The ALM study used several key metrics to quantify risk levels for the pension plan. These included contribution cost and volatility, the expected long-term growth rate of assets, funding and accounting funded ratios, tracking error, balance sheet risk, and accounting cost and volatility. Milliman summarized the year by year projection results for contributions, PBGC premiums, funded status, and accounting expense using tables and floating bar charts.

The outcomes from the 10,000 stochastic scenarios were ranked into percentiles to communicate the likelihood associated with each of the summarized results. As a contrast, under a deterministic approach, single point estimates would be provided but the risk associated with the given results would not be quantified. As a result of this important difference, the stochastic ALM analysis was deemed to be the more appropriate deliverable.

The outcome

Milliman prepared a comprehensive ALM report at the conclusion of the stage one analysis. This report was reviewed with the plan sponsor’s investment committee and the risk budget was finalized. Subsequently, recommendations for specific alternative portfolios to be modeled in the second stage of the ALM analysis were obtained. After re-running the stochastic projections a second time based on the refinements provided by the client, a final ALM report was produced and delivered to the client for review.

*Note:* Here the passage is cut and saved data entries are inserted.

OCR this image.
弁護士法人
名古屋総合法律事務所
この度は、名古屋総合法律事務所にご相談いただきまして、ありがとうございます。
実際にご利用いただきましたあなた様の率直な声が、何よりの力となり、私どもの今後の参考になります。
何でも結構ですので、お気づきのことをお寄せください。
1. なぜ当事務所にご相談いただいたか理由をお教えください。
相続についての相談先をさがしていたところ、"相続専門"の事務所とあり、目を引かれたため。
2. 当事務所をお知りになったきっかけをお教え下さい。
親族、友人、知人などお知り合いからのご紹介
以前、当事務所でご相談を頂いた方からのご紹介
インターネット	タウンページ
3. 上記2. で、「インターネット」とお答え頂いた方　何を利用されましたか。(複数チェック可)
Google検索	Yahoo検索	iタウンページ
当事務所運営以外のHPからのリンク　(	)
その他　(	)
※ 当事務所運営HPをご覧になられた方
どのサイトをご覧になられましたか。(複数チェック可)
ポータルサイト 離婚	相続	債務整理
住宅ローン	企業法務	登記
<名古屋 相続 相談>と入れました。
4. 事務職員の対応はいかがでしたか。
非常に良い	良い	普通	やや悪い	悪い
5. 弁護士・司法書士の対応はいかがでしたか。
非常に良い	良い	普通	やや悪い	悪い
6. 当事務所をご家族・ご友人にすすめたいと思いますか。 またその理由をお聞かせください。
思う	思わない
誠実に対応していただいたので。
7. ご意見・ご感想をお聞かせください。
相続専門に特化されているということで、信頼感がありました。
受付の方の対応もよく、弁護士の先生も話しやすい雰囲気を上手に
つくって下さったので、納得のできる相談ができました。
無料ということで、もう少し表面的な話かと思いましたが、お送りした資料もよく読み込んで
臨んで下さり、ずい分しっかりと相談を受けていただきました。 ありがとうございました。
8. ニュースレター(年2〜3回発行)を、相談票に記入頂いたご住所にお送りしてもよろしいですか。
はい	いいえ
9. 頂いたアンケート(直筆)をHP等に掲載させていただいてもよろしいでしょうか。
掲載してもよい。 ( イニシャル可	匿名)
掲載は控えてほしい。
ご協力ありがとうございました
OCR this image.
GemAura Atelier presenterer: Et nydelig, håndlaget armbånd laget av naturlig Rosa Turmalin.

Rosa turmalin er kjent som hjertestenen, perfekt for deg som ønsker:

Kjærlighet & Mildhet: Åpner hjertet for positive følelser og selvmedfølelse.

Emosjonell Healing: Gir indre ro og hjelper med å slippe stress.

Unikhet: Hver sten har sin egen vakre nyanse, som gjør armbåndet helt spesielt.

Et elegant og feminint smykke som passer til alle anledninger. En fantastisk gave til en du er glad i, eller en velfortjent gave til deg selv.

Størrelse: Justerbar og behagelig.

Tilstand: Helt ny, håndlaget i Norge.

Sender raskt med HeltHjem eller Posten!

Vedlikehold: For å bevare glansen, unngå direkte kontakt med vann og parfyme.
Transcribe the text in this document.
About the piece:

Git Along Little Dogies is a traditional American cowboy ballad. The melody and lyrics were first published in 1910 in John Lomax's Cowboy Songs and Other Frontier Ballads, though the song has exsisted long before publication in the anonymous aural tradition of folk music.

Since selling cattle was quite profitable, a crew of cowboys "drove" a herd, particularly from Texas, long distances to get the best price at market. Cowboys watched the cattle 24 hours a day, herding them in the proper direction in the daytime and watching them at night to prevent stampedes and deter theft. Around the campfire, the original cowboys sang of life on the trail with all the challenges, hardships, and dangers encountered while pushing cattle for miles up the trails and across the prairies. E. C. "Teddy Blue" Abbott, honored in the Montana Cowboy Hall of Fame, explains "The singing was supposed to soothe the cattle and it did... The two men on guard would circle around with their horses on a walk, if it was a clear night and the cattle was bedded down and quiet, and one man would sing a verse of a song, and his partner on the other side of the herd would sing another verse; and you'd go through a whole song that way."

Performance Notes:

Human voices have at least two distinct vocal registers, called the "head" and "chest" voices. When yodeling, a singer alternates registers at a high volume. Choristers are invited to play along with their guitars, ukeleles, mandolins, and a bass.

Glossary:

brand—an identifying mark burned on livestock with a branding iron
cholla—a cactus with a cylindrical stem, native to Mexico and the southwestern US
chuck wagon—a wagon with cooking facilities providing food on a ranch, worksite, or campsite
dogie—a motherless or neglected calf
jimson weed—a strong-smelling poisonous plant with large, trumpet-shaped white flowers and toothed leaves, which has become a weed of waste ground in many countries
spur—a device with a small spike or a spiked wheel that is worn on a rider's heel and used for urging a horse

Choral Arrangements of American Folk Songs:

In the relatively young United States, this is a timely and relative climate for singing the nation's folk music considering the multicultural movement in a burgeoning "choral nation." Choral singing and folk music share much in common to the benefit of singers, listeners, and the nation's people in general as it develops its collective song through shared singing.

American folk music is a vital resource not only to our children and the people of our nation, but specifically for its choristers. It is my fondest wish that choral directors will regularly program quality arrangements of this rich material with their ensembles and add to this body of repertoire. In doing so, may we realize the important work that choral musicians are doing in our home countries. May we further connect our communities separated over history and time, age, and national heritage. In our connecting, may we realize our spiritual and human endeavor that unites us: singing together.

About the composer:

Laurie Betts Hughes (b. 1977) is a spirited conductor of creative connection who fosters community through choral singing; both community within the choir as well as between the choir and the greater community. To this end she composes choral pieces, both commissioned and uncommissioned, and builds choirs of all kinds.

The final ALM report was truly a collaborative process between the plan sponsor and Milliman investment and pension actuaries. Risk and reward considerations were discussed with the client when presenting the outcomes from the initial ALM analysis. The client’s final decision on portfolio allocation changes would be dependent on its risk tolerance and the extent to which it would accept the results shown in the study. The client was pleased with Milliman’s consultative approach and is currently reviewing several of the portfolio alternatives modeled by Milliman.